Going abroad to relax is a silly idea – you’d be better staying at home

I struggle to fathom the mind of someone who goes halfway around the world to “relax”. I struggle even more to see why anybody would do this at Christmas. The main reason people go abroad in December is because their family can’t tolerate them and they weren’t invited to Christmas lunch. These are the people you will be sharing your hotel with.

This year, I went on one such holiday. It was awful. Two flights in, and I made it to Singapore, where, within a few hours of landing my nose had turned into a weeping rash and my right eye had gone completely orange. They stayed so until the day I left.

Luckily, it was soon time for the holiday to begin in earnest. I was going to the island of Bintan in Indonesia, reached by ferry – and, just my luck, the sea was incredibly rough. HMS Colander battled its way across the Singapore Straits for 70 minutes, with the crew rushing all the while to distribute sick bags to the very young, the very old, the very weak and the vegetarians.

After the boat arrived, we were met by a man who showed us to a woman who introduced us to the man who showed us to the bus. Which didn’t leave for an hour. Much, much later (but only two miles down the road), we were shown off the bus by another man, who introduced us to the women who showed us to reception. She promptly called in the man who showed us to the golf buggy which drove us to our room.

If there’s one area where Asian hotels always entertain, it is their bathrooms. I’ve stayed in one where the shower had a window into the stairwell – and the curtain was on the wrong side. This hotel, inspired, I imagine, by Narnia, had installed a bedroom cupboard which led straight through to the toilet. Open the door to take out your clothes, and you’d get an eyeful of whoever was on the bog.

So, then, what to do now that I have arrived on my relaxing holiday? Well, I could go to the beach – I was at a beach resort, after all. But no. The red flags were flying all week, and my brief foray onto the sand left me with a face covered in sunburn and a foot covered in tar. I could go to the beach bar, but the cheapest drink cost about the same as a freshly-renovated terraced house. So I did what everybody else was doing: sat in the shade, and read a book. The same book twice over, because there was sod all else to do.

Still, it could have been worse. I could have been American. The family next to mine at dinner were, and, in the best tradition of American tourists everywhere, they just wouldn’t shut up about it. The roads are smoother at home. Indonesian money is confusing. Bintan has precisely the wrong sort of waves. And of course, there weren’t enough burgers. So it went on.

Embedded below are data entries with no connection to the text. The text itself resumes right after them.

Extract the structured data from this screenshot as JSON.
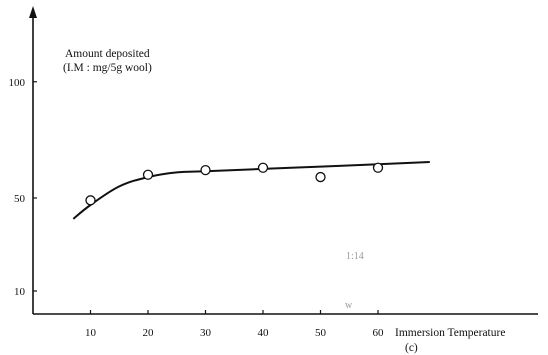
{
  "chart_data": {
    "type": "scatter",
    "title": "",
    "ylabel_line1": "Amount deposited",
    "ylabel_line2": "(I.M : mg/5g wool)",
    "xlabel": "Immersion Temperature",
    "caption": "(c)",
    "x_ticks": [
      10,
      20,
      30,
      40,
      50,
      60
    ],
    "y_ticks": [
      10,
      50,
      100
    ],
    "xlim": [
      0,
      90
    ],
    "ylim": [
      0,
      125
    ],
    "points": [
      {
        "x": 10,
        "y": 49
      },
      {
        "x": 20,
        "y": 60
      },
      {
        "x": 30,
        "y": 62
      },
      {
        "x": 40,
        "y": 63
      },
      {
        "x": 50,
        "y": 59
      },
      {
        "x": 60,
        "y": 63
      }
    ],
    "fitted_curve": [
      {
        "x": 7,
        "y": 41
      },
      {
        "x": 10,
        "y": 47
      },
      {
        "x": 15,
        "y": 55
      },
      {
        "x": 20,
        "y": 59
      },
      {
        "x": 25,
        "y": 61
      },
      {
        "x": 30,
        "y": 61.5
      },
      {
        "x": 40,
        "y": 62.5
      },
      {
        "x": 50,
        "y": 63.5
      },
      {
        "x": 60,
        "y": 64.5
      },
      {
        "x": 69,
        "y": 65.5
      }
    ],
    "grid": false,
    "legend": "none"
  },
  "artifacts": {
    "faint_mark_1": "1:14",
    "faint_mark_2": "w"
  }
}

For the next two days, I sat around waiting for the bus to the boat to the taxi to the plane to the other plane (on which I got covered in orange juice and caught deep vein thrombosis) which flew me to the three trains that would, eventually, take me home. Except they didn’t, because one of the connections in that incredibly convoluted journey went wrong. I made it home late and lathered in someone else’s beverage, while my suitcase ended up firstly in Amsterdam, and then in Slough.

Travel has its merits, of course, and I believe it really does broaden the mind, but don’t fly to the other side of the world for a holiday if all you intend to do is “relax” when you get there. It’s wholly pointless. Not to mention the fact that you’ll be jet lagged until the day you leave and the food will give you a disease. All that is fine if you plan to see the Taj Mahal and learn local cooking, but it’s considerably less fine if your plan mostly comprises of locating the nearest chair, and sitting in it.

I went to the Lake District last year and it was brilliant. The sun shined more than you’d expect, yet it didn’t give me cancer. The scenery was stunning, there were things to do, and my face wasn’t allergic to all the nearby towns. And because I went in May, which is during the school term, I didn’t even see any families clogging up the streets with their wide-brimmed hats and laughable bum-bags. I cannot recommend it enough.

Domestic holidays have gone out of fashion ever since the advent of affordable air travel, and I’m really not sure why. Certainly, I’d rather be in the Lake District than in Bintan. It’s better by a country mile.